Street Poet


Christmas Shoppers,
Downtown Seattle
Seattle, USA
November 30, 2009

The black man with pink headphones dangling around his neck approached me. It was around 11:00 P.M. I was walking through Chinatown on my way back to my studio.

"Hi. Hello," he addressed me. He held out a clenched fist, which I--unhip and slow on the uptake--took a few seconds to recall was today's equivalent of a handshake. We bumped fists together.

"I am Ivan. I am from the West Indies. I am a street poet," he declared.

"I can compose a poem using your name right now," he continued in his Caribbean lilt. "I need to get some rice at that restaurant over there," he said nodding his head in the direction of a cheap Chinese restaurant further up King Street.

"Here," I said, fumbling about in my pocket for my coin purse. He refused my money even before I had fished anything out:

"No. No. Let me earn it. What is your name?"

I didn't want a poem based on my name. "No... what's in your heart now? That's the poem I want," I told the street poet.

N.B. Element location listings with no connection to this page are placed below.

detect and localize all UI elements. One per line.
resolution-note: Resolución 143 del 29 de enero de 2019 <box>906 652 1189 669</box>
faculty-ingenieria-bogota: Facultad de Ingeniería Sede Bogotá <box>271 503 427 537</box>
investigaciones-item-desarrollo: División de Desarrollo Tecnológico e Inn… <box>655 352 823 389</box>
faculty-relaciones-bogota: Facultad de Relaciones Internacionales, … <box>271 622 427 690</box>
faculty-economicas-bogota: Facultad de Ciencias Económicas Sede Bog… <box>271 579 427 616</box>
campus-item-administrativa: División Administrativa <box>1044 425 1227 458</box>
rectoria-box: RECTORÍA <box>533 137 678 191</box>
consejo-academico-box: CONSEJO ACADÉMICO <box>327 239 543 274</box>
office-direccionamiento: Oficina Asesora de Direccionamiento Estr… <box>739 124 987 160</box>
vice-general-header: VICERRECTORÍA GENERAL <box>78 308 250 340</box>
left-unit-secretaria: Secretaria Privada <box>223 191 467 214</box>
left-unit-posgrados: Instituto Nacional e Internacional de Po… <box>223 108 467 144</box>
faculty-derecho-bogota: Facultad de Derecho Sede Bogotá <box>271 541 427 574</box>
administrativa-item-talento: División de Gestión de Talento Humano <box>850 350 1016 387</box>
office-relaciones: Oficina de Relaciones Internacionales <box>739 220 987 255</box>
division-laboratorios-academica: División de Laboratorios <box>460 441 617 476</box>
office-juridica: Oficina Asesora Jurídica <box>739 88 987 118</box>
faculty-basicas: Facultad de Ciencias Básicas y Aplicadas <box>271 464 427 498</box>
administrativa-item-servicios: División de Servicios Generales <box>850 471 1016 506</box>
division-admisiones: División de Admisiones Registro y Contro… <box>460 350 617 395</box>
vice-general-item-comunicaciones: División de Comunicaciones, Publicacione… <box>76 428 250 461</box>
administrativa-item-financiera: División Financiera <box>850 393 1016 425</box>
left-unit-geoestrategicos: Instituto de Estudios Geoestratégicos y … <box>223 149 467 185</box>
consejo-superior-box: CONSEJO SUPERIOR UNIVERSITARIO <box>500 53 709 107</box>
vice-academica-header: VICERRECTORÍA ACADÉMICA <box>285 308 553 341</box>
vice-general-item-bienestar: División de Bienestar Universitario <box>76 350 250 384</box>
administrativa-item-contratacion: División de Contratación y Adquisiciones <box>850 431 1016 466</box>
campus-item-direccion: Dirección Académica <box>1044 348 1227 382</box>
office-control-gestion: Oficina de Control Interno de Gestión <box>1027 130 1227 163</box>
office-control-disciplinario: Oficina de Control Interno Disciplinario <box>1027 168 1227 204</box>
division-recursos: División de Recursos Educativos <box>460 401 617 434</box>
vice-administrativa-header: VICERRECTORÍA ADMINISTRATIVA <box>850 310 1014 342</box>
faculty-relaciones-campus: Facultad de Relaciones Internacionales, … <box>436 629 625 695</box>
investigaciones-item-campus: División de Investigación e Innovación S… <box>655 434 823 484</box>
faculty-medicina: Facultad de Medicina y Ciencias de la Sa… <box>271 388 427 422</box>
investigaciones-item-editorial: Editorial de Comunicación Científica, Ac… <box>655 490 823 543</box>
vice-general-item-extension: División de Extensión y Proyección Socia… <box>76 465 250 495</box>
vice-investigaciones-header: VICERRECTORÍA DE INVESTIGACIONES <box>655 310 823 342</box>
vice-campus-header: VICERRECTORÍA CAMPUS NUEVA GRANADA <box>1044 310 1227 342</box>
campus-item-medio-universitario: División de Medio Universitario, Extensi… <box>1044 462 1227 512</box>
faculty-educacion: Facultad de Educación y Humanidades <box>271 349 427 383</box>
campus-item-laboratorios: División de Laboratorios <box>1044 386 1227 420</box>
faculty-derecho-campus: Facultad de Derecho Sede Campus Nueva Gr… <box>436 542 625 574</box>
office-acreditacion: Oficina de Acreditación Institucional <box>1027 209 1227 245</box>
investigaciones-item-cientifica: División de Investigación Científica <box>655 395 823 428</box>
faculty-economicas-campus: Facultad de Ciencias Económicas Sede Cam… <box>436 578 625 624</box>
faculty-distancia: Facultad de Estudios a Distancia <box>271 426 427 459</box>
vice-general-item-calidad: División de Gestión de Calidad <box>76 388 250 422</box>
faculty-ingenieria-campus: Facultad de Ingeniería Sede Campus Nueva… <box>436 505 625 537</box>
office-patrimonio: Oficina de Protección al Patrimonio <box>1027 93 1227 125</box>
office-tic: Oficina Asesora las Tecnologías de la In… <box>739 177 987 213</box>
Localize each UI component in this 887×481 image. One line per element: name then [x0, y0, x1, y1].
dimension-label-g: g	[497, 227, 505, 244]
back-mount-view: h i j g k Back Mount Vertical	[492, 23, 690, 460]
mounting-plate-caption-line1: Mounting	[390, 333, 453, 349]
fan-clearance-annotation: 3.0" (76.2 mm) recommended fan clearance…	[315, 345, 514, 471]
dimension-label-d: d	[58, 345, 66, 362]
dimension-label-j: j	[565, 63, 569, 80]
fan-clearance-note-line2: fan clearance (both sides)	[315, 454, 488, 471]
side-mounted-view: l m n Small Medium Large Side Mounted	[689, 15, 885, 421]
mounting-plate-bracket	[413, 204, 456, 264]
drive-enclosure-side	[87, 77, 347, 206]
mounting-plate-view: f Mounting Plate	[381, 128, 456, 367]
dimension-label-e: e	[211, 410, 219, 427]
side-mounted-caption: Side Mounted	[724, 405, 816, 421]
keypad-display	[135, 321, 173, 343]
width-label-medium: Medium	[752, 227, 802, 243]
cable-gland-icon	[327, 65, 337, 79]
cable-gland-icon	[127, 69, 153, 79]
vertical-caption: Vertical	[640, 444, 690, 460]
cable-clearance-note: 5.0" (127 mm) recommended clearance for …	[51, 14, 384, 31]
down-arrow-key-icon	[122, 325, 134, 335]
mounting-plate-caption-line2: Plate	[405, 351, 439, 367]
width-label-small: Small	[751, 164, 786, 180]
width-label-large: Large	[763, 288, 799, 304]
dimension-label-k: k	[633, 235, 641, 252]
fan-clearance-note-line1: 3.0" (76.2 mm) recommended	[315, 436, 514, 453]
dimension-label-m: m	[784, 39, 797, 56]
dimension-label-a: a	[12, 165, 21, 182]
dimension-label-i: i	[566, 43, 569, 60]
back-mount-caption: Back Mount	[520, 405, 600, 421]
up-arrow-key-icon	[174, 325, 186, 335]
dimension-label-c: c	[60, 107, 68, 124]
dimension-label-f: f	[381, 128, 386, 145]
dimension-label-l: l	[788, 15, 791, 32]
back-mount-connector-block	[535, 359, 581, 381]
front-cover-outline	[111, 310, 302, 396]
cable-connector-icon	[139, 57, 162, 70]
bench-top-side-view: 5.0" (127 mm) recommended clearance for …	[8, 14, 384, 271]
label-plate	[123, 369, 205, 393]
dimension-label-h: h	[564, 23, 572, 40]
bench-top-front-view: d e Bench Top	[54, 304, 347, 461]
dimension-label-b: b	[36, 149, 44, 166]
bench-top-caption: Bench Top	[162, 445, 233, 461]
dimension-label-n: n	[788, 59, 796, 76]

He blinked a few times, considering. Ivan then drew his materials out from the breast pocket of his coat. His pen was a big, black Sharpie marker. His paper was a free postcard announcing a photography exhibition at a nearby cafe, Zeitgest Coffee. He scribbled deliberately:

Light of
Inner Peace
finds an
Eternity
To clear
the shadows
of a forgotten preserve
I gave Ivan a dollar coin. Half a block on I arrived at my apartment, walked upstairs, then stuck the poem on display beneath refrigerator magnets.